Hey, my m-in-law went home Saturday and we lived through it but I need to vent again. She was a sad pathetic mess this time - more confused than I've ever seen her. She spent the first 3 days yelling at us for stealing her clothes and changing her apartment around. She had no idea where she was. She would look at my 2 oldest sons and ask if they were brothers, they looked so alike. I had to put the kids on "grandma duty" so she would never be left alone. The rest of the visit she would ask us the same questions over and over - it was very sad and i don't think it was good for her to be taken out of her environment ( an assisted living center) to come visit us. At one point her daughter called and asked how things were going. I said I had never seen her this bad and her comment back, "You've never seen her this old." I did let my H do most of the work but after 1 week of her not getting her pills regularly I had to do that myself.
Why did she come to visit us? Because her daugher and my husband didn't want to travel up to see her and this got rid of their guilt. I really am so angry about this whole situation. I also see my future when I see my mom-in-law. This whole family i married into is very self-centered, depressed and selfish. It is always about them.
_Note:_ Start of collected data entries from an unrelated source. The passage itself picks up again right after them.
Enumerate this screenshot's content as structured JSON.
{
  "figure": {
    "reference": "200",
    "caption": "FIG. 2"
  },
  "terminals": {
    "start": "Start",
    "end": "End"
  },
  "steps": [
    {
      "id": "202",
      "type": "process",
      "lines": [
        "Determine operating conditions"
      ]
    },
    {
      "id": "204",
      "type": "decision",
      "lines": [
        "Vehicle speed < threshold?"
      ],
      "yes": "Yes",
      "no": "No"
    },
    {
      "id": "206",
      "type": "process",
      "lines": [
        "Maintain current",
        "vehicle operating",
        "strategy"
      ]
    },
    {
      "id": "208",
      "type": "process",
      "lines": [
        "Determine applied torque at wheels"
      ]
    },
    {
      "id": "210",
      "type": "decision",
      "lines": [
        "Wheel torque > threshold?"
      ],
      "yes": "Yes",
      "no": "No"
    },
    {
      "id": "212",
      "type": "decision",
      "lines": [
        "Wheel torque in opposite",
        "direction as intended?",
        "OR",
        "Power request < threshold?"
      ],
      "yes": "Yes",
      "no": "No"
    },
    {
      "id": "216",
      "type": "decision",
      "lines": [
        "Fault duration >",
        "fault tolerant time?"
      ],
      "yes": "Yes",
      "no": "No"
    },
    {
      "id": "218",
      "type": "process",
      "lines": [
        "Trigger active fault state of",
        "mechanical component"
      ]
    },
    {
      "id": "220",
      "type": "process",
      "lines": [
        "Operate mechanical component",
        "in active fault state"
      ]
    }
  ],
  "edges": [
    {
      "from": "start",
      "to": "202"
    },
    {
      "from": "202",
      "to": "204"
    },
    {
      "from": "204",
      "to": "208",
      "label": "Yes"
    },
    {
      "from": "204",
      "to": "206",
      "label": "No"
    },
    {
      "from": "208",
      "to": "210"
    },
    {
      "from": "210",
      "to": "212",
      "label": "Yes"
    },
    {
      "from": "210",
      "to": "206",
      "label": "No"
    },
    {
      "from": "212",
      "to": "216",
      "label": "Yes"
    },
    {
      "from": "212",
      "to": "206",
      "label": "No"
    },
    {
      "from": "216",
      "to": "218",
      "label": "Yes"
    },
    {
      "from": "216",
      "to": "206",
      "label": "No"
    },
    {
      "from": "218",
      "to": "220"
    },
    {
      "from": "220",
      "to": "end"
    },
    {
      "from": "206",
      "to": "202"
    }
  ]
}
While driving in the car with my sons the other day I thought I am with my 3 most favorite people in the world. How will I live with H when they leave? My oldest will be a senior next year and can't wait to move out.
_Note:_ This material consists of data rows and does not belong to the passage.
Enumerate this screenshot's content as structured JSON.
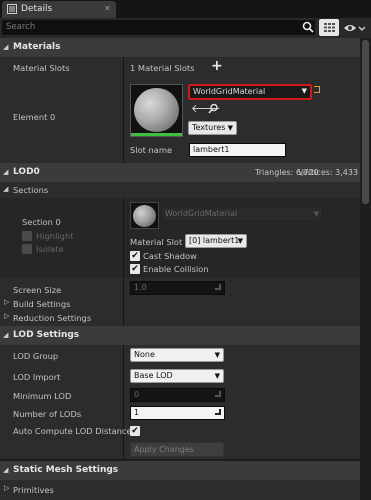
{
  "tab": {
    "title": "Details",
    "close_glyph": "✕"
  },
  "search": {
    "placeholder": "Search"
  },
  "materials": {
    "header": "Materials",
    "slots_label": "Material Slots",
    "slots_value": "1 Material Slots",
    "add_glyph": "+",
    "element_label": "Element 0",
    "material_name": "WorldGridMaterial",
    "textures_label": "Textures",
    "slot_name_label": "Slot name",
    "slot_name_value": "lambert1"
  },
  "lod0": {
    "header": "LOD0",
    "triangles": "Triangles: 6,720",
    "vertices": "Vertices: 3,433",
    "sections_label": "Sections",
    "section_label": "Section 0",
    "highlight_label": "Highlight",
    "isolate_label": "Isolate",
    "material_name": "WorldGridMaterial",
    "material_slot_label": "Material Slot",
    "material_slot_value": "[0] lambert1",
    "cast_shadow_label": "Cast Shadow",
    "enable_collision_label": "Enable Collision",
    "screen_size_label": "Screen Size",
    "screen_size_value": "1.0",
    "build_settings_label": "Build Settings",
    "reduction_settings_label": "Reduction Settings"
  },
  "lod_settings": {
    "header": "LOD Settings",
    "lod_group_label": "LOD Group",
    "lod_group_value": "None",
    "lod_import_label": "LOD Import",
    "lod_import_value": "Base LOD",
    "minimum_lod_label": "Minimum LOD",
    "minimum_lod_value": "0",
    "number_of_lods_label": "Number of LODs",
    "number_of_lods_value": "1",
    "auto_compute_label": "Auto Compute LOD Distance",
    "apply_changes_label": "Apply Changes"
  },
  "static_mesh": {
    "header": "Static Mesh Settings",
    "primitives_label": "Primitives"
  },
  "colors": {
    "highlight_red": "#d01a1a",
    "green_bar": "#3fbf3f"
  }
}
Someone asked me earlier about situation regarding work/etc. I work for my husband - I manage his office, do the janitorial and even transcription ( we have a part-timer who only works 3 afternoons a week - she won't work mornings or Fridays and is just about as spoiled as my H is!) I also do all work at home (H does do laundry sometimes) while sons do lawn work. I am a high energy person and don't mind this stuff when our sex life is good. For the first 10 years of marriage it was so no problem. But without sex on a regular basis, marriage is just not worth the effort. I am reaching the boiling point and talking to H does no good at all.